Walking Home From Synagogue, Munich Rabbi and Sons Face Insults, Spitting, in Latest Antisemitic Outrage in Germany
Police in the southern German city of Munich confirmed on Tuesday that they were seeking a man and a woman in connection with an antisemitic incident last Saturday, in which a rabbi and his two sons were insulted and spat upon.
The 53-year-old rabbi and his two sons, both 19, were walking home from Shabbat services at a synagogue in Munich’s fashionable Schwabing district when they were abused, the Süddeutsche Zeitung news website reported.
Spying the kippahs worn by the three Jewish men, a man on the opposite side of the street subjected them to antisemitic insults before walking off. Directly afterward, a woman who had observed the incident from her car began driving alongside the family, shouting antisemitic insults. When one of the rabbi’s sons walked to the passenger side of the vehicle to address the woman, she repeated the insults and then spat in his face.
A spokesperson for the Munich police said the department was seeking a man aged about 45 and woman aged about 35 on charges of incitement.
The attack drew condemnation from senior religious and political figures in Munich. Bishop Susanne Breit-Kessler, the head of the Lutheran-Evangelical Church in the region, tweeted on Tuesday that it was “shameful,” while Ludwig Spaenle, a former education minister, described it as an “attack on the city of Munich.”
Am Samstag wurde in München eine #Rabbiner-Familie bespuckt und verbal angegriffen. Eine Schande, dass so etwas in unserer Stadt geschieht. Wieder und wieder dagegen aufstehen – und auch dem #Antisemitismus und #judenfeindlichen Äußerungen in den eigenen Reihen entgegen treten! pic.twitter.com/hvZqZD1Mlw
— Susanne Breit-Keßler (@breitkessler) August 6, 2019
The assault on the rabbi and his family was the latest in a string of antisemitic outrages in Munich, the main city in the German state of Bavaria. Over the last two months, 15 incidents have been recorded, among them Islamists chanting, “Allahu Akhbar,” outside the city’s main synagogue on one occasion, and neo-Nazis from the “Wodans Erben Germanien” (“Odin’s Soldiers”) group gathering at the same location on another.
About 10,000 Jews live in Munich, out of a nationwide total of 100,000. In 2018, Munich police recorded 86 antisemitic hate crimes — up from 51 the previous year — including a series of threatening letters sent to a Jewish kindergarten.

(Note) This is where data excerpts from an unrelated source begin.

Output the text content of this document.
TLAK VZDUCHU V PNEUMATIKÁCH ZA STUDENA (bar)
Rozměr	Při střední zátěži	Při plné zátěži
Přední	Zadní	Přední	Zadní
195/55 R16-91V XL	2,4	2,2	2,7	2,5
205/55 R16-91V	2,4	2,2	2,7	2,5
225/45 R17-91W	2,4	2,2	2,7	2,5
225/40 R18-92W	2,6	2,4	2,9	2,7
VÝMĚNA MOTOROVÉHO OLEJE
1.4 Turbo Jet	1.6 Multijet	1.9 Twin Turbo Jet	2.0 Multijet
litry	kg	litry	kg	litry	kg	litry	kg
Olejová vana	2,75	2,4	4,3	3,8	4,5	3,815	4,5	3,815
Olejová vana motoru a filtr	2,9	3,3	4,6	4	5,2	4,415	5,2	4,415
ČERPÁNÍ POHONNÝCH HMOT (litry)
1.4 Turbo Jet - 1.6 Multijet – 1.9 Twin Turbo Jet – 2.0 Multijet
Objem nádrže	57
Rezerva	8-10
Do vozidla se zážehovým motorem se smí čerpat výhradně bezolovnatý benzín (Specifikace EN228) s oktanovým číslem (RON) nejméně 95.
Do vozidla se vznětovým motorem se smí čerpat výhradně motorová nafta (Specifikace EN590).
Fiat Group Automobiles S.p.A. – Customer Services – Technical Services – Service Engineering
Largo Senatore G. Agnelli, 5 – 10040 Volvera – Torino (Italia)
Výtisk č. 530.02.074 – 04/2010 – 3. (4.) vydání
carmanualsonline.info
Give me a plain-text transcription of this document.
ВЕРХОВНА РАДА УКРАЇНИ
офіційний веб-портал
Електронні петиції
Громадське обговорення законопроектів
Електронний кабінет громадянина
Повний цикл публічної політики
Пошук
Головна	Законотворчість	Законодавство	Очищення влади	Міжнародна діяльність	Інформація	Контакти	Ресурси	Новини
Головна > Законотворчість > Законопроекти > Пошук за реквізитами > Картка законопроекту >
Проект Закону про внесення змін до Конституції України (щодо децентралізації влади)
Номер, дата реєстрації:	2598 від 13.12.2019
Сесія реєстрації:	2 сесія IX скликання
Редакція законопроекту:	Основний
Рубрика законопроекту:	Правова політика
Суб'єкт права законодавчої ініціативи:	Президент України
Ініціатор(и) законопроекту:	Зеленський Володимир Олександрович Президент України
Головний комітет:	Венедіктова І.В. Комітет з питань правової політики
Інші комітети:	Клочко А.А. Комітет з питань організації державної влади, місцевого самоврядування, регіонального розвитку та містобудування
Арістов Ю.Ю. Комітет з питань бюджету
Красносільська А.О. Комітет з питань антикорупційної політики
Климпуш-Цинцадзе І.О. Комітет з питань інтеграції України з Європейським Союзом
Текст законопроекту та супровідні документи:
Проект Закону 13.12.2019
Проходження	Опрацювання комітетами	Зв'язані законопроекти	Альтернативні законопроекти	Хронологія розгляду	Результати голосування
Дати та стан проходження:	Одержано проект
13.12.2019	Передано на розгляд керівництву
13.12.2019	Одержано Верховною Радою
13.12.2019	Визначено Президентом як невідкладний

Antisemitic hate crimes in Germany overall rose by 20 percent in 2018; both the government and the police have been strongly criticized for assuming that attacks on Jews are solely the work of the far right.
Earlier this year, Marcel Luthe — a member of Berlin’s state parliament for the liberal FDP Party — claimed that up to 60 percent of antisemitic offenses in the German capital had been incorrectly pinned by police on the far right, thereby diminishing the role played by Muslim extremists and militant anti-Zionists in attacking Jewish targets.